Back in April, we reported on Mats Järlström, an Oregon resident who was fined $500 for using math to challenge the state's traffic cameras. This week, The Oregonian reported that the Oregon state board admitted it violated Järlström's First Amendment rights when issuing the fine. Though Järlström's $500 was returned, he and the group at the Institute for Justice aren't satisfied. They're now working to change the regulations that led to Järlström's fine in the first place.

Long story short, Järlström was fined because his public critiques of traffic cameras mention his background as an engineer. The problem is that Oregon doesn't recognize him as such because he isn't certified by the Board of Examiners for Engineering and Land Surveying. The thing is, Järlström holds a bachelor's of science degree in engineering. He wasn't paid for any of his critiques and wasn't working professionally as an engineer, just using his background to bolster his reports.

The fine blatantly and egregiously violated Järlström's First Amendment right to criticize the government. It shouldn't matter if he was certified or not. Using math isn't illegal.

Järlström wasn't the first victim of the state board's heavy-handed regulations. The Oregonian's report mentions Portland City Commissioner Dan Saltzman. The state board investigated Saltzman because a voter pamphlet called him an environmental engineer. Like Järlström, Saltzman wasn't state certified. Also like Järlström, Saltzman holds an engineering degree (two actually).

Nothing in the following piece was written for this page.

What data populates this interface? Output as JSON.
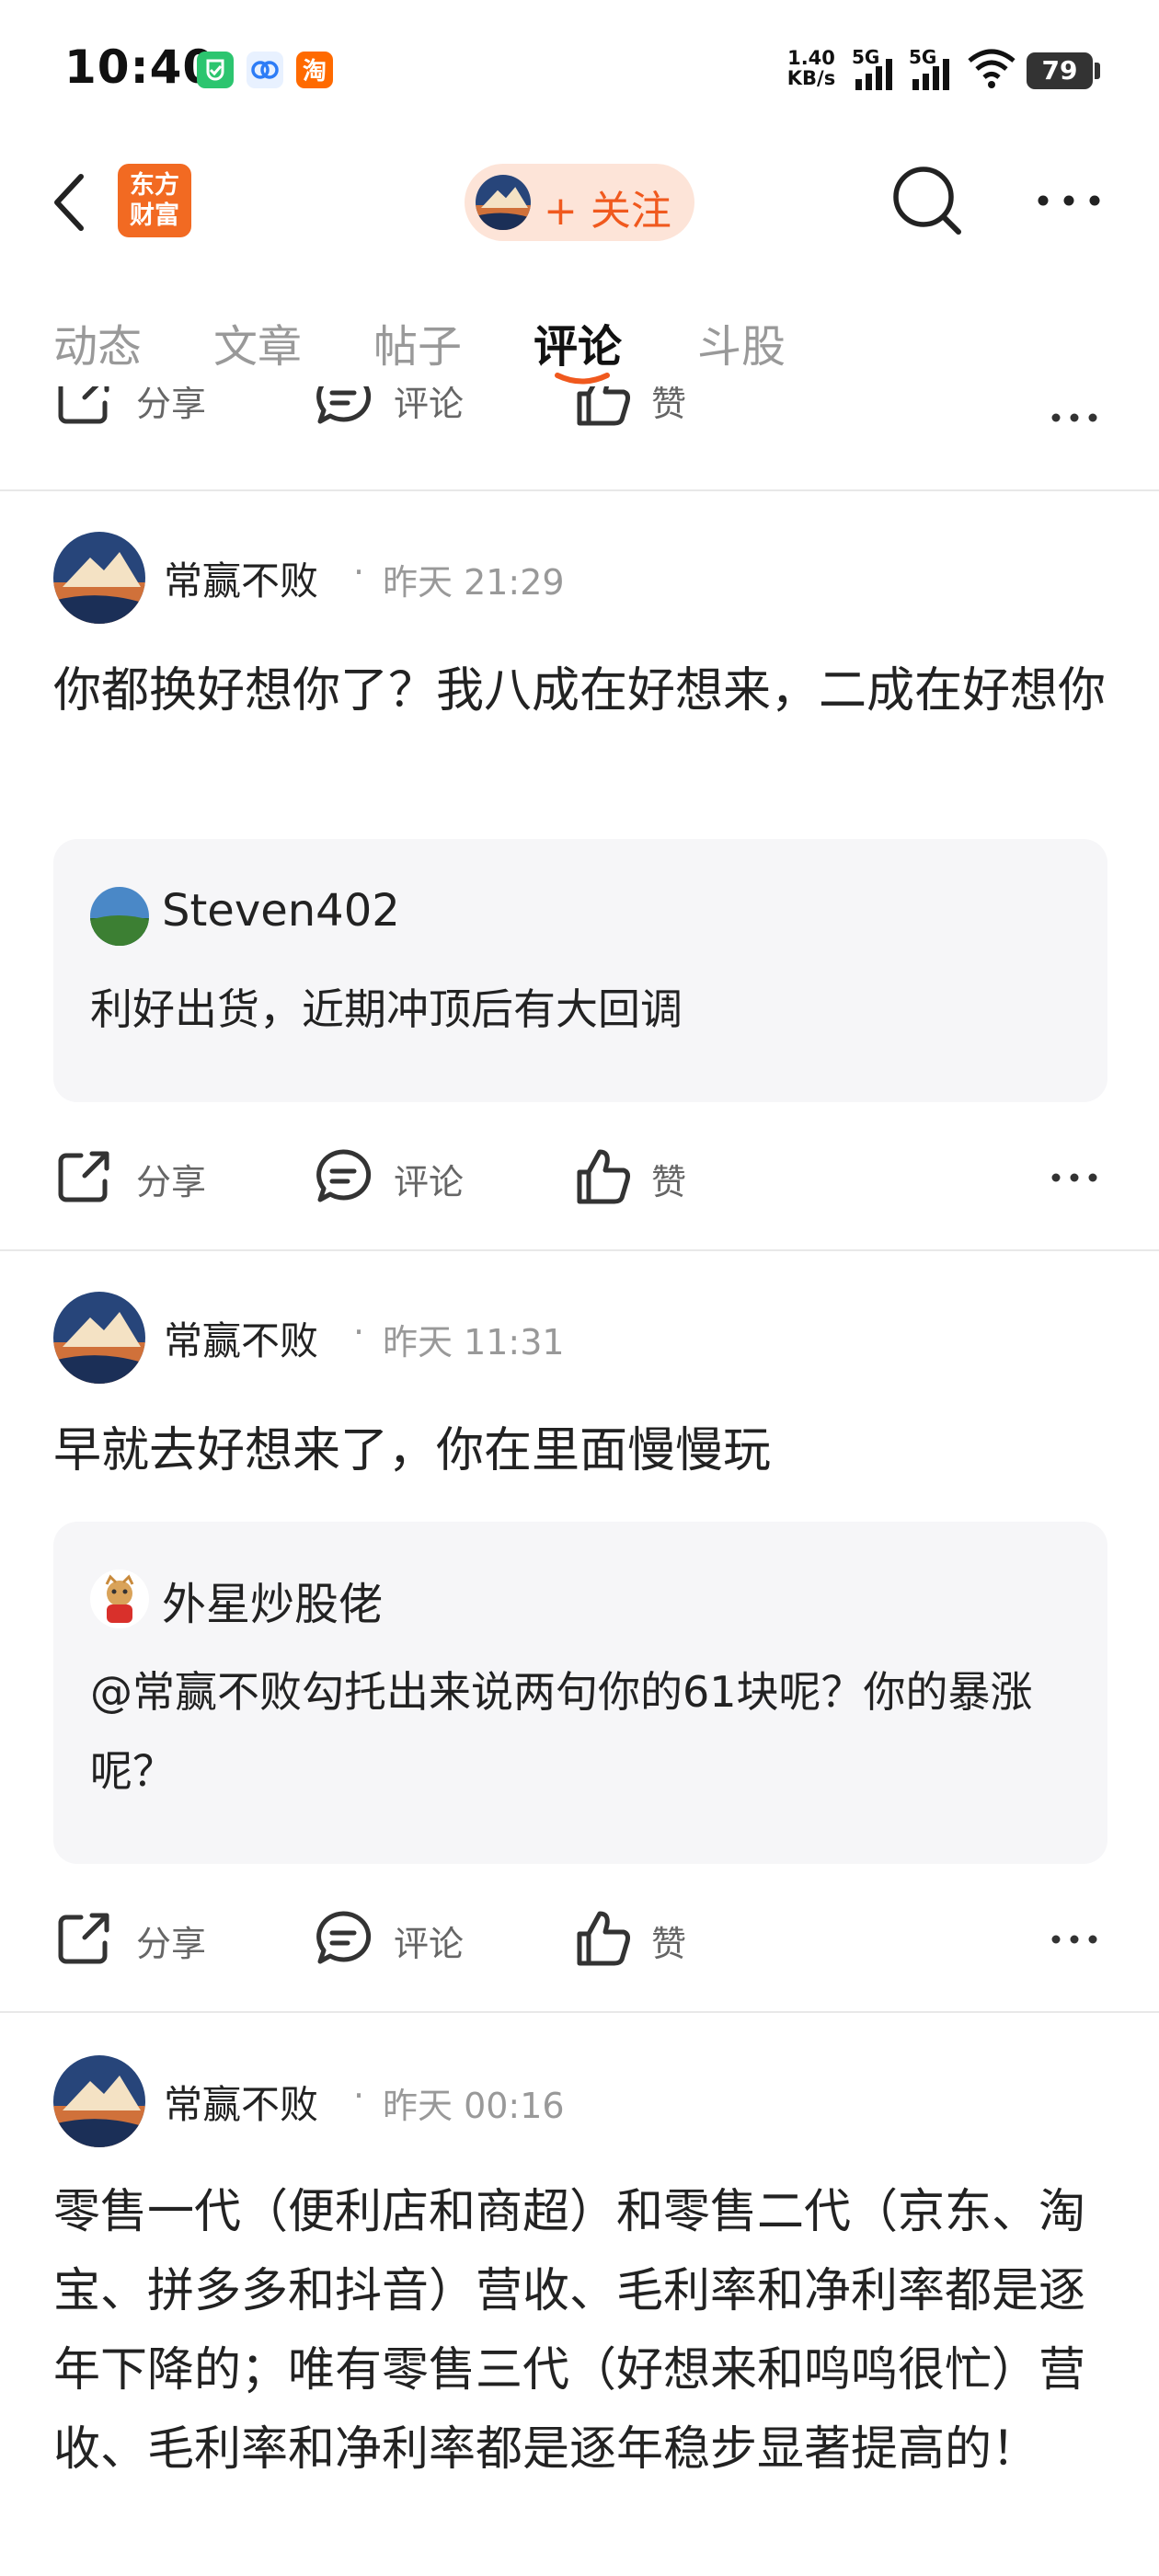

Järlström and the Institute for Justice say the state is trying to close the case without forcing any real change. In theory, someone else could be fined because of the state board's nebulous reading of professional and commercial speech. A U.S. magistrate judge is currently investigating the case and plans to issue a ruling in the next few weeks. Both Järlström and the state attorney general can issue an appeal if things don't go their way.